Why transparency is critical to your open source project's security
By Ana Jimenez
A community's health and transparency are good measures of a project's security.
The Biden Administration's recent executive order on cybersecurity aims to improve security assurance and the use of best practices. Transparency and project health are two factors that help to support security across the entire software industry—especially now.
Software security is now open source software security
Because 92% of modern applications contain open source components, improving software security generally means improving open source software security.
According to the Biden executive order:
"The trust we place in our digital infrastructure should be proportional to how trustworthy and transparent that infrastructure is."
Transparency is a cornerstone of security assurance because it helps establish trust and confidence in the technology. Indeed, without transparency, trust and security evaporate. Therefore, one of the ways we can help improve security is by enhancing the transparency of our projects.
Transparency through open source can provide information about a project that allows users to assess its health in at least two ways:
- Cross-community environments: Cross-team and community collaboration are keys to meeting constantly evolving security, privacy, and safety standards. Security is a complex process involving multiple teams across a single organization and multiple organizations (i.e., cross-community), given its open source nature.
- Public disclosure: Transparency also enables organizations to quickly build and issue public security reports to identify potential threats and vulnerabilities.
How to measure transparency to achieve security assurance
Open source should be in the DNA of every modern organization that wants to achieve a high level of transparency. However, transparency involves more than simply allowing access to code, products, designs, services, or APIs. Transparency is a commitment to total clarity.
Open source has evolved into a complex ecosystem of projects and organizations with different kinds of relationships. Open source program offices (OSPOs) enable companies, public institutions, governments, and other organizations to keep tabs on the size and health of their open source ecosystems. They take care of not only the projects the organization is using but also the ones it's releasing or contributing to.

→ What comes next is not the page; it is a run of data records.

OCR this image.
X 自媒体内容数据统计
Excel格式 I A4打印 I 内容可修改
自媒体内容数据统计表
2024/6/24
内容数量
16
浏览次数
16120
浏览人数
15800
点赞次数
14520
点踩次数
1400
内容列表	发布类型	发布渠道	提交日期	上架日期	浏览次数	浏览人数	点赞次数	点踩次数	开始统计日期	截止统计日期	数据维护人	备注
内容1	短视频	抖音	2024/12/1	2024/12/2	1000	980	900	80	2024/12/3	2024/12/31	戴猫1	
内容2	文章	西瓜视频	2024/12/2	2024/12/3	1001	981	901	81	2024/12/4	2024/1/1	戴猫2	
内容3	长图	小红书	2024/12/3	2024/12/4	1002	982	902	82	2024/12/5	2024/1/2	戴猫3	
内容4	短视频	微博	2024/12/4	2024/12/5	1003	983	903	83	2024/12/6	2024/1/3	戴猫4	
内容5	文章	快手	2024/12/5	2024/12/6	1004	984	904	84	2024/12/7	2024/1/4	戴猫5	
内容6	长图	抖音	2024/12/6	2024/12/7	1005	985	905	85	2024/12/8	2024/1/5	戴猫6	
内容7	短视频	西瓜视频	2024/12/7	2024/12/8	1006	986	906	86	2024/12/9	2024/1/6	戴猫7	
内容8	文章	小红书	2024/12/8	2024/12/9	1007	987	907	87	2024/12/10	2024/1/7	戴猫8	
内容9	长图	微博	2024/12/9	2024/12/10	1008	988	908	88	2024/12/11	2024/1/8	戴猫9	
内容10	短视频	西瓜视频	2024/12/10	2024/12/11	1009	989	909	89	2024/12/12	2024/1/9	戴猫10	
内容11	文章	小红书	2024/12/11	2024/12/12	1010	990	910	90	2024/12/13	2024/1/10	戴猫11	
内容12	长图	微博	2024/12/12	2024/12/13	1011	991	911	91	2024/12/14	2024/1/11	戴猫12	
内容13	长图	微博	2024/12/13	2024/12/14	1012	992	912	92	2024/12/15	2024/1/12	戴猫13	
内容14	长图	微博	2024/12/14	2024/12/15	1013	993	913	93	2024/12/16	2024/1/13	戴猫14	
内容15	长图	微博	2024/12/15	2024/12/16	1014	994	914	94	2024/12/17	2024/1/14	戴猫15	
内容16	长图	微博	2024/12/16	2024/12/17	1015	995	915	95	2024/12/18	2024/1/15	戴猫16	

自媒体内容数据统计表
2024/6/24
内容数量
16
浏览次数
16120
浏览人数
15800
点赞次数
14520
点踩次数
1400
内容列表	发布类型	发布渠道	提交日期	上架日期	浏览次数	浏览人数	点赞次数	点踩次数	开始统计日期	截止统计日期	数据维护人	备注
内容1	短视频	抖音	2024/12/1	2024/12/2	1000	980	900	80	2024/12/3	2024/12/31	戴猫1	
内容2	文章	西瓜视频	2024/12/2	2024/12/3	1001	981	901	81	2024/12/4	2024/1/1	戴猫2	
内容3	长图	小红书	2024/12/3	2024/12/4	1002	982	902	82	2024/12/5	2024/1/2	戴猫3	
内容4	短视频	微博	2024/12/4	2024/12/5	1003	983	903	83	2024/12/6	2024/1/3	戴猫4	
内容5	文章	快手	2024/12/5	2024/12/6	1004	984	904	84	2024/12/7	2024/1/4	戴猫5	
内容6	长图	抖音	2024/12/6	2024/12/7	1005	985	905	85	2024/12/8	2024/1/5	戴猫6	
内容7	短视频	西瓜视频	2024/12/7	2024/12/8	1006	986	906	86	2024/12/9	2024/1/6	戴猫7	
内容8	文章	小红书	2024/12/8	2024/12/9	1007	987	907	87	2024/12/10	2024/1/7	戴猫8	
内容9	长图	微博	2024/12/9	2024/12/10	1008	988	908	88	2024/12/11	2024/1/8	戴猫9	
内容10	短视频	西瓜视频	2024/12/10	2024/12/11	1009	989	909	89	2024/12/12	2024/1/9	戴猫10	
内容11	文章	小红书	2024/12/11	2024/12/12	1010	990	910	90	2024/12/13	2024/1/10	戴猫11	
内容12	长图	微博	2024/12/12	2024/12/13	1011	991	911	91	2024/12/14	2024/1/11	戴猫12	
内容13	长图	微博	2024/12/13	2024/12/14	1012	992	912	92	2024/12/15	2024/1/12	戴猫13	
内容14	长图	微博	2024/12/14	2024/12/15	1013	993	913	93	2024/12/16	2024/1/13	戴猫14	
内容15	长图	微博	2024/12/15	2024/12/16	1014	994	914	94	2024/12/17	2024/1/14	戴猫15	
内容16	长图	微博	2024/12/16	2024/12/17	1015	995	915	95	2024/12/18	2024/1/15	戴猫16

One of the ways to measure transparency across open source ecosystems is by assessing the answers to the following questions about a community's health:
- How many maintainers are needed to keep the project sustainable? The Bus Factor is a way to determine how many contributors a project can lose before it stalls. The metric (which hypothesizes what would happen if certain contributors got run over by a bus) calculates the smallest number of people who make 50% of contributions and visualizes the answer.
- Who are the core developers? The Onion Model is an approach to identifying the most committed developers and the ones the project relies upon most.
- What organizations are involved in the software development process? In addition to analyzing the number of companies whose employees make commits, issues, or code contributions, the Elephant Factor determines the minimum number of companies doing half of the work.
- Does the software have security certifications? Possessing well-known security certifications, such as the Core Infrastructure Initiative Best Practices Badge, indicates that open source projects follow best practices and meet required certification criteria.
- How active is the community? There are various ways to assess whether a community is active. One way is to look at the community's reaction speed, including how fast issues are resolved vs. how many are ignored.
Most of these questions are part of the CHAOSS metrics definition. Community Health Analytics Open Source Software (CHAOSS) is a Linux Foundation project focused on creating a standard set of metrics and software to help define open source community health. Its GrimoireLab tool makes it easier for projects to analyze and report their community health metrics.
Open source software took over the world a long time ago. The Biden administration's new executive order is another reason to take the open source ecosystem seriously, as both public entities and private companies rely upon it. But open source innovation has a unique methodology that doesn't follow traditional business processes. Using open source involves investing in OSPOs and measuring transparency by looking at a project's health based on its activity to achieve the required security assurance.